The only thing you can do to overcome the procrastination habit it to replace it with the starting habit. An entire task can get done, piece at a time, if those pieces were done. It's that simple. The trick is getting those pieces done, but that too isn't rocket science.

The easiest way is to just take the next piece, divide it until it's small enough to devour, then work on it until it's done. If you are still making reasons, cut it up smaller. When it's small enough, you'll want to do it because it's only a few minutes long and it will get it out of your life. What often happens is that you get stuck into work, and end up completing the next piece, and the next piece and the next piece, and so on, until you've made a large amount of progress.

I've had lifelong procrastination problems because I've never had to try for anything.

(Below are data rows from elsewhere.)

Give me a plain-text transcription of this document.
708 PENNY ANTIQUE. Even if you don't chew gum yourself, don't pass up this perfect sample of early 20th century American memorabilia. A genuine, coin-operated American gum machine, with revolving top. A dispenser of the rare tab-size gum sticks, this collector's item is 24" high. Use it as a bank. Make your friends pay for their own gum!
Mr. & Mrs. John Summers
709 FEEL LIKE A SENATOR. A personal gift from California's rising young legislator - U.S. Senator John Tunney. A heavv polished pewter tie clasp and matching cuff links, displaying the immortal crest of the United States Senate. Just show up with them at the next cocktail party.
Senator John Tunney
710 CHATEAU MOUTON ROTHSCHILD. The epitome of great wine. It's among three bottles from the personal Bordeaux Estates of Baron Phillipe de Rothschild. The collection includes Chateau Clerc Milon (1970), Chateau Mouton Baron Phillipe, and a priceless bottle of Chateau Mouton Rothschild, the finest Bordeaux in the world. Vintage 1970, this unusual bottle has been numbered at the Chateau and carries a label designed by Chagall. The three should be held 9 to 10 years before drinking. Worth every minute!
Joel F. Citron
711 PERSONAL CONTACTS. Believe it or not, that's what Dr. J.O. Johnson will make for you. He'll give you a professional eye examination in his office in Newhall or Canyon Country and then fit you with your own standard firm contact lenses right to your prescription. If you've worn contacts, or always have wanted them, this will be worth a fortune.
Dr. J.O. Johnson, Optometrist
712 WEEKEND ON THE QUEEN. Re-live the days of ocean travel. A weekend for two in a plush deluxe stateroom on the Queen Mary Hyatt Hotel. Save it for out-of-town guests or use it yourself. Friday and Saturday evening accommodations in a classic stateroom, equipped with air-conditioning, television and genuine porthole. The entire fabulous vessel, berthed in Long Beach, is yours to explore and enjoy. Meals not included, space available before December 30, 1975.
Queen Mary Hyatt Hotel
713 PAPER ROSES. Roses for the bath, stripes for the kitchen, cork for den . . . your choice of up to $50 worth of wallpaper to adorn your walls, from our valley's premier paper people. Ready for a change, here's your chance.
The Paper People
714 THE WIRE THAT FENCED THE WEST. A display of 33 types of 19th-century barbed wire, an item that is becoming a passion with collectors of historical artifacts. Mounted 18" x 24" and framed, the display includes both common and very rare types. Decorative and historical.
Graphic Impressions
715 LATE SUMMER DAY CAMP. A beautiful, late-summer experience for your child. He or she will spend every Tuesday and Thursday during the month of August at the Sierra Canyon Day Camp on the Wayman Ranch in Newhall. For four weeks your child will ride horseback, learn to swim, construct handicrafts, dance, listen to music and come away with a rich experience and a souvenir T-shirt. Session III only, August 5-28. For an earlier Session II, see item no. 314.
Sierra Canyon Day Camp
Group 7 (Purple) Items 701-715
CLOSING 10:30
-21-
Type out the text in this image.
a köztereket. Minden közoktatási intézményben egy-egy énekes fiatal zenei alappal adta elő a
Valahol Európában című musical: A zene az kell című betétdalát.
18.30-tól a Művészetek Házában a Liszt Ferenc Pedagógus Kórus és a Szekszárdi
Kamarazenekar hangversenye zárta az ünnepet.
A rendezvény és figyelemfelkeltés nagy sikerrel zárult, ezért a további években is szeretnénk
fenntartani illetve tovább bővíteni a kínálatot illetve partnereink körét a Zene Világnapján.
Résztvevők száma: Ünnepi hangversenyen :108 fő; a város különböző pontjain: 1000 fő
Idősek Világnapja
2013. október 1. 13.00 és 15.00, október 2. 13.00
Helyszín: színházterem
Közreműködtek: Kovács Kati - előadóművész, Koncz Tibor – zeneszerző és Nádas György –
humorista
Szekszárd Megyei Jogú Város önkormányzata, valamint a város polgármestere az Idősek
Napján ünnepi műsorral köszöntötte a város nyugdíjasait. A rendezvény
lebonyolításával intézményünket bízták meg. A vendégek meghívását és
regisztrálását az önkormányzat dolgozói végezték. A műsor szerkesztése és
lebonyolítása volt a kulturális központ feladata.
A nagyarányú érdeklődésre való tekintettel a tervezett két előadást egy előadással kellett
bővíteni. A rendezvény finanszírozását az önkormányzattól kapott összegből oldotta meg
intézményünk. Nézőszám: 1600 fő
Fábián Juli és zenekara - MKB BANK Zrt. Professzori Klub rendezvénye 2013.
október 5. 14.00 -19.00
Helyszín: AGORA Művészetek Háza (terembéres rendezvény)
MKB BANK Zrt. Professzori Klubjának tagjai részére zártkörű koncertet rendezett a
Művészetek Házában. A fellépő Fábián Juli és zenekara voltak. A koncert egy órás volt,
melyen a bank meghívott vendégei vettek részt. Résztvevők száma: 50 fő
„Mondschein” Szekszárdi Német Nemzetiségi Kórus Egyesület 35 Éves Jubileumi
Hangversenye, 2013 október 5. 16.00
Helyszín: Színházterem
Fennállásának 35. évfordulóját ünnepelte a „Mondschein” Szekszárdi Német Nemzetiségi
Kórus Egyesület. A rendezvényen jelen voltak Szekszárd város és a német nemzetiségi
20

This has developed into a belief that if I don't try and fail, it's better than if I tried and failed. Even worse I also believe that wasted effort is the worst problem at all, so I only use effort if there is a *ABSOLUTE* guarantee Iwon't fail, and that I'll get immediate results from it. I do great in exams, or in learning things, but terrible in long term projects, or those things where there's a chance of failure. Give me a task I can repeat until I get it right, and that takes less than a day and I'll do it; anything else I won't though. And any task that needs to be repeated over time, like cleaning, forget about it. That's got wasted effort written all over it.

Procrastination is always about putting off something important until later, not realising that right now is all the time we have. Later is an illusion that never comes, it's always the now. If you think about what you can work on now, or what the best use of your time is now, then you start to gain focus. Excuses become less significant, because there's often only one right answer for those questions.

Those articles are fantastic to put into practice, but you'll be up against your "wasted effort" mechanisms. Overcoming your own procrastination is one of the best things you'll ever do. The pay off is so much more that any wasted time or effort that you might put into it. Being able to get the power in your life back is worth paying price for giving up laziness and procrastination.